We will use the same generated dataset with overlapping classes.


In [None]:
# Generate the data again (Red and Green points with overlap)
np.random.seed(42)

# Red points (class 1) - overlapping with green
x_red = np.random.uniform(2, 7, 20)
y_red = np.random.uniform(2, 8, 20)

# Green points (class 2) - overlapping with red
x_green = np.random.uniform(4, 9, 20)
y_green = np.random.uniform(4, 10, 20)

# Create a DataFrame for the data
data_dict = {
    'Feature 1': np.concatenate([x_red, x_green]),
    'Feature 2': np.concatenate([y_red, y_green]),
    'Class': [0] * len(x_red) + [1] * len(x_green)  # 0: Red, 1: Green
}
data_df = pd.DataFrame(data_dict)

# Show the first few rows
data_df.head()


## Step 3: Data Preprocessing

### 3.1 Features and Target Variables
We need to separate the features and the target variable before training the model.



In [None]:

# Features (X) and target variable (y)
X = data_df[['Feature 1', 'Feature 2']]
y = data_df['Class']



### 3.2 Split the Data into Training and Test Sets
We will split the dataset into training and testing sets with a ratio of 70/30.




In [None]:

# Split the data: 70% for training and 30% for testing
X_train, X_test, y_train, y_test = train_test_split(X, y, test_size=0.3, random_state=42)

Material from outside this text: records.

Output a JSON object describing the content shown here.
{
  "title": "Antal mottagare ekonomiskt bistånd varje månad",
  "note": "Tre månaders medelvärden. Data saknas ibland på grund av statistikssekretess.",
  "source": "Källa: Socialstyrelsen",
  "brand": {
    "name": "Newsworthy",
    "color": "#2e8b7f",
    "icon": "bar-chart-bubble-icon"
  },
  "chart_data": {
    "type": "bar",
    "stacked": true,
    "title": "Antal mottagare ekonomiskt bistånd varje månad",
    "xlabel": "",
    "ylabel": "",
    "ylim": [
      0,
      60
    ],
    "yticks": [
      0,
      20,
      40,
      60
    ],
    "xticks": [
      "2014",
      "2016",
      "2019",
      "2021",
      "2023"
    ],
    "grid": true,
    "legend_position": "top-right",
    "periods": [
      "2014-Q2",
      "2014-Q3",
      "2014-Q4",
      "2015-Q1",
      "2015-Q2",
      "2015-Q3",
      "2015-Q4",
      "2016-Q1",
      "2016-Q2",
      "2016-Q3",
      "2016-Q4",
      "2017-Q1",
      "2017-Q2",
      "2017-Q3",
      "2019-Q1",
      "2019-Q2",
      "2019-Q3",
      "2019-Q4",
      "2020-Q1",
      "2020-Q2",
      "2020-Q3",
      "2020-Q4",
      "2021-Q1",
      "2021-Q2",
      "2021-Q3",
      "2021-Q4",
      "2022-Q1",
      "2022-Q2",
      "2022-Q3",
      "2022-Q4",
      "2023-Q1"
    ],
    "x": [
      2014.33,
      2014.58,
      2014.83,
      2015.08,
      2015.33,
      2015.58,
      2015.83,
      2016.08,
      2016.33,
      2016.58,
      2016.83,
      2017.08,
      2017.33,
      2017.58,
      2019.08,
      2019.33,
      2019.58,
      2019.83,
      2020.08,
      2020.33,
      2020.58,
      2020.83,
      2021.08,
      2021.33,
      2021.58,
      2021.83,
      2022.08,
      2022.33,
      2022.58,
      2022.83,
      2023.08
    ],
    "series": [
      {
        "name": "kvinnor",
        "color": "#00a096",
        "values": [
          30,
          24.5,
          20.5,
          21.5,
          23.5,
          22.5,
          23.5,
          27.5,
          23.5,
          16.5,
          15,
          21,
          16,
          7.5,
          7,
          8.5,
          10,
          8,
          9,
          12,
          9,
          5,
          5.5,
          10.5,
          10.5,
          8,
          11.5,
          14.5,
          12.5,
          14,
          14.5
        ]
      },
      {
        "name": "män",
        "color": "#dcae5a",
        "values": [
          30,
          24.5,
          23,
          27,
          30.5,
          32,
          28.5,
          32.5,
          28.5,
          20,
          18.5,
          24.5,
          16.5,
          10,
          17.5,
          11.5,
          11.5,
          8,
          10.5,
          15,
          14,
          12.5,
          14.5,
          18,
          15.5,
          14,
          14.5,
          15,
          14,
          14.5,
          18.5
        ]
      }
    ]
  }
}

## Step 4: Train the Decision Tree Model
We will train a Decision Tree classifier using `scikit-learn`.



In [None]:

# Initialize the decision tree model
tree_clf = DecisionTreeClassifier(max_depth=3, random_state=42)  # Limiting depth to avoid overfitting

# Train the model with the training data
tree_clf.fit(X_train, y_train)



### Step 5: Visualize the Decision Tree
Plotting the decision tree helps us understand its structure and how it splits the data.



In [None]:

# Plotting the decision tree
plt.figure(figsize=(15, 5))
plot_tree(tree_clf, feature_names=['Feature 1', 'Feature 2'], class_names=['Red', 'Green'], filled=True)
plt.title('Decision Tree Visualization')
plt.show()




## Step 6: Make Predictions
We will now make predictions on the test set to evaluate the performance of the model.


In [None]:
# Make predictions on the test set
y_pred = tree_clf.predict(X_test)


## Step 7: Evaluate the Model
### 7.1 Confusion Matrix


In [None]:
# Calculate the confusion matrix
conf_matrix = confusion_matrix(y_test, y_pred)
print(conf_matrix)

# Plotting the confusion matrix
sns.heatmap(conf_matrix, annot=True, fmt='d', cmap='Blues')
plt.xlabel('Predicted')
plt.ylabel('Actual')
plt.title('Confusion Matrix')
plt.show()


### 7.2 Classification Report

In [None]:
# Classification report
print(classification_report(y_test, y_pred))



### 7.3 Accuracy Score


In [None]:
# Calculate accuracy
accuracy = accuracy_score(y_test, y_pred)
print(f"Model Accuracy: {accuracy:.2f}")



## Step 8: Interpret the Results
- The **decision tree visualization** shows the sequence of splits that are performed on the features to classify the points.
- The **confusion matrix** indicates how well the model performed in predicting the correct classes.
- The **classification report** provides metrics like precision, recall, and F1-score for each class.
- **Accuracy score** shows the percentage of correct predictions.

## Key Points
- Decision Trees are very intuitive and easy to visualize.
- **Depth of the tree** is crucial for controlling overfitting. Limiting depth helps the model generalize better.
- Decision Trees are powerful but can easily overfit, especially if there are no depth or minimum sample requirements.

## Step 9: Improving the Model (Optional)
- **Increase or Decrease Tree Depth**: Adjusting the `max_depth` parameter can help improve performance.
- **Feature Engineering**: Adding more features could lead to better splits.